We will seek some additional information on that and send it to you.

Mr Sean Laverty (Department of Justice):

That goes back to an earlier point. Those are savings proposals and do not reflect the Minister’s wishes. The Minister may want to protect that area of funding, but he will obviously have to try to find additional savings from elsewhere in the Department to do that.

Mr Elliott:

I understand.

Mr McCartney:

Thank you for your presentation. In your opening remarks, you mentioned the costs across the Prison Service and the ongoing review. Is that review separate from the one that the Minister announced in July?

Mr Harbinson:

There are a number of ongoing reviews. One review is being headed by Anne Owers and will touch on a lot of issues.
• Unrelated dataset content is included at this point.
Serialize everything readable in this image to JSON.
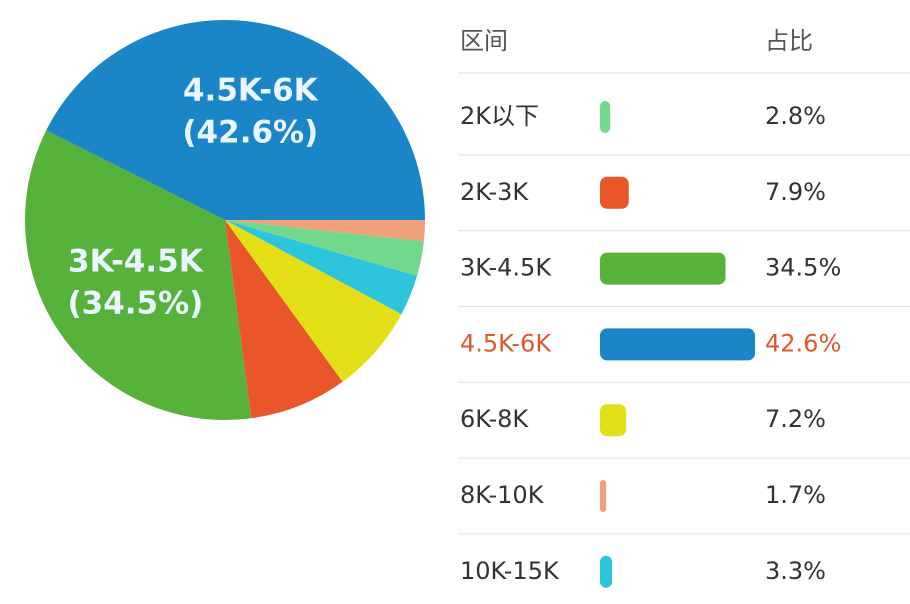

There is also an internal review of service provision to try to create additional efficiencies and savings. My remark was all-encompassing: all those reviews will end up making recommendations about the structure, nature and operation of the Prison Service.

Mr McCartney:

Is the Department contributing to that review? The high cost of Maghaberry is compounded by the fact that half its population are category A prisoners and the rest are not, but it is a category A prison. Will that issue form part of any of the reviews?

Mr Harbinson:

That will probably form part of the main review.

The Chairperson:

I have called everyone who intimated that they wanted to ask a question. Therefore, rather than discuss the matter further at this stage, I propose to move to the next item.